Amine infused hydrogel-based CO2 gas storage technology for CO2 hydrate-based cold thermal energy storage

Abstract Carbon dioxide (CO2) hydrate-based cold thermal energy storage (CTES) is a promising method for load shifting and demand management of cooling systems and for CO2 utilisation. A challenge of CO2 hydrate-based CTES is to find a compatible CO2 gas storage, the CO2 regeneration and absorption conditions of which can be coupled with the charging and discharging conditions of the CTES, respectively. Amine diethanolamine infused hydrogels (DEAIHs) can be an effective CO2 absorber as the gas–DEA surface contact area is greatly enlarged by infusing the solution into a hydrogel. However, the influencing factors of the CO2 absorption and regeneration performance of DEAIHs are unknown. This paper investigates the performance of DEAIHs and explores the possibility of applying them in cyclic CO2 gas storage for CTES. The effects of pressure, temperature, DEAIH sample mass and amine diethanolamine (DEA) mass fraction on CO2 absorption and absorption rate are investigated. It was found that a higher pressure prompted CO2 absorption while a temperature of 12℃ resulted in the highest CO2 absorption rate. The average CO2 absorption rates in the first 100 min were 0.250, 0.228, 0.155 and 0.033 mmol min–1 for 20-g DEAIH sample with 30-wt% DEA and 60-g DEAIH sample with 30, 47 and 89-wt% DEA, respectively.
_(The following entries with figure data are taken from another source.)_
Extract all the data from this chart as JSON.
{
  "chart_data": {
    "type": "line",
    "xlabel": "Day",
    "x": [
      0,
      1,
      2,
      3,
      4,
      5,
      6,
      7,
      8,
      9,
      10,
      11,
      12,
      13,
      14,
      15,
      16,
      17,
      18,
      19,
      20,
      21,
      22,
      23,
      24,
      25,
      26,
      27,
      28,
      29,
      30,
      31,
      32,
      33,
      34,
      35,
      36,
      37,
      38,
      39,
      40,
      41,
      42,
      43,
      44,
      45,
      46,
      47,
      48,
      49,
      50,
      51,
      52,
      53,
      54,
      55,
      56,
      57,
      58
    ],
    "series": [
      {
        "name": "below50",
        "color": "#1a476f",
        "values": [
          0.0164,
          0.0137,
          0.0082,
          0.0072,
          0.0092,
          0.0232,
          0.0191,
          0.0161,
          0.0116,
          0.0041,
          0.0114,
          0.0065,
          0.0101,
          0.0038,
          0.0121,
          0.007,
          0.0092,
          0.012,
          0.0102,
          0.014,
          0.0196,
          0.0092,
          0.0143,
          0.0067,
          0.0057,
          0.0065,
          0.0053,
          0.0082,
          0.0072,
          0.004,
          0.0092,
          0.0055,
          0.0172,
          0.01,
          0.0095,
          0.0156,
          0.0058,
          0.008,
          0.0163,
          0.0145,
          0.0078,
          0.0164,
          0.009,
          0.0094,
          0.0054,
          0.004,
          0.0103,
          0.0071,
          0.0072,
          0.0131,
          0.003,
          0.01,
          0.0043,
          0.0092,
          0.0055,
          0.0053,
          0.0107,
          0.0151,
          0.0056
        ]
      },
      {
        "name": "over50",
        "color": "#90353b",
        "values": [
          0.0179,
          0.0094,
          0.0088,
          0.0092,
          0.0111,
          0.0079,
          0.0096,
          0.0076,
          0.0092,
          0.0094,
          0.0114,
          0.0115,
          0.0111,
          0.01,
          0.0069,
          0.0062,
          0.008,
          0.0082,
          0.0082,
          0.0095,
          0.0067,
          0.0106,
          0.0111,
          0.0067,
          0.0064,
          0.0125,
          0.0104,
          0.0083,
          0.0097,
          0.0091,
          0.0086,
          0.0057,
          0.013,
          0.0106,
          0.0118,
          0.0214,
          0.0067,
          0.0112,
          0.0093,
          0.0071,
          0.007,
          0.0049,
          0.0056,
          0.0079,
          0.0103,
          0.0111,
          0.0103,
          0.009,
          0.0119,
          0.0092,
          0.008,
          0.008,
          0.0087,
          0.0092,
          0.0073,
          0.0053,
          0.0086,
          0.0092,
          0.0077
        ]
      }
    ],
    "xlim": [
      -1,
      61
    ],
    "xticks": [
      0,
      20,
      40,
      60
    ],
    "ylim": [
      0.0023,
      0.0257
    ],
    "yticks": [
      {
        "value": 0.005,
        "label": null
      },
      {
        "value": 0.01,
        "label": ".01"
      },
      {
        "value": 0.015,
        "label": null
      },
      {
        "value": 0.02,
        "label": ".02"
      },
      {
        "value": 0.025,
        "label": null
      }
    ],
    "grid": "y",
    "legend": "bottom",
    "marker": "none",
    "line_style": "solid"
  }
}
CO2 regeneration from DEAIH under zero and non-zero gauge pressures are studied. Under non-zero gauge pressures, a pressure rise followed by a pressure drop caused by CO2 re-absorption appeared in the CO2 regeneration from DEAIH. It was found for the first time that the system passed through a meta-equilibrium state before it reached an equilibrium pressure. Cyclic absorption and regeneration at 110℃ under zero gauge pressure showed that the CO2 absorption decreased dramatically after the third cycle due to the volatility of amine. Operating a coupled CO2 hydrate-based CTES and CO2 gas storage system demonstrated the possibility of DEAIH material for CO2 gas storage in CTES systems.